Environmental News from South America:
- On June 22, a group of nearly 200 Indigenous Pataxó people occupied a eucalyptus plantation inside their demarcated territory in Brazil’s Bahia state, setting fire to the trees.
- In a video manifesto released on June 26, Pataxó leaders drew attention to the wide range of impacts that this and other plantations have had on their lands and health, from pesticide use to water pollution.
- The occupation comes amid growing resistance to the expansion of eucalyptus in Bahia, and rising frustration among Indigenous peoples over the slow process of gaining full legal rights to their land.
- The Pataxó people have been waiting for seven years for the presidential decree that would fully demarcate their territory; President Jair Bolsonaro has vowed not to demarcate any Indigenous territories, and has so far kept that promise.
Frustrated with watching agribusiness and eucalyptus plantations destroy their territory, members of several Indigenous Pataxó communities in the Brazilian state of Bahia took over a plantation, set fire to it, and demanded that the multinational companies leave their land for good, in an attempt to halt outside pressure over their land.

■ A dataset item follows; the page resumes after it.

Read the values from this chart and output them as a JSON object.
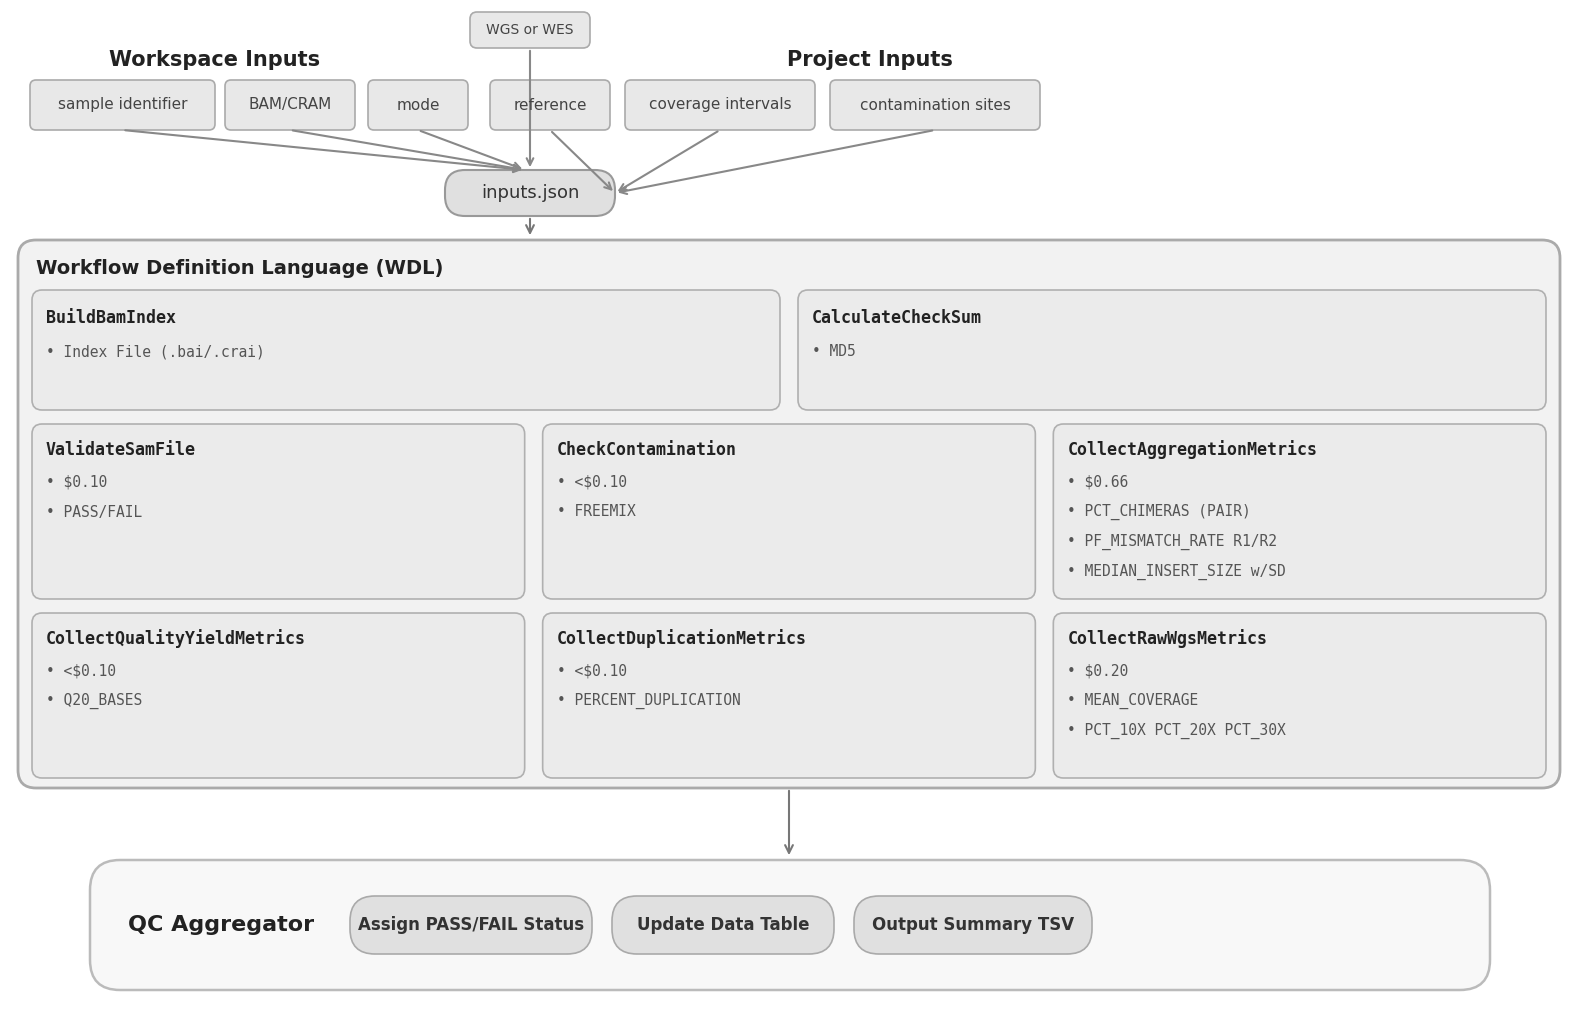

In a video manifesto released on June 26, a Pataxó leader stands flanked by two other men in front of a mass of burning eucalyptus trees. “We are expelling the multinationals, the millionaires and billionaires from here,” he says to the camera. “There won’t be a single eucalyptus tree left on our sacred land, because that’s bad. We want our water, quality land, and our biome recovered. We do not accept this shameful destruction.”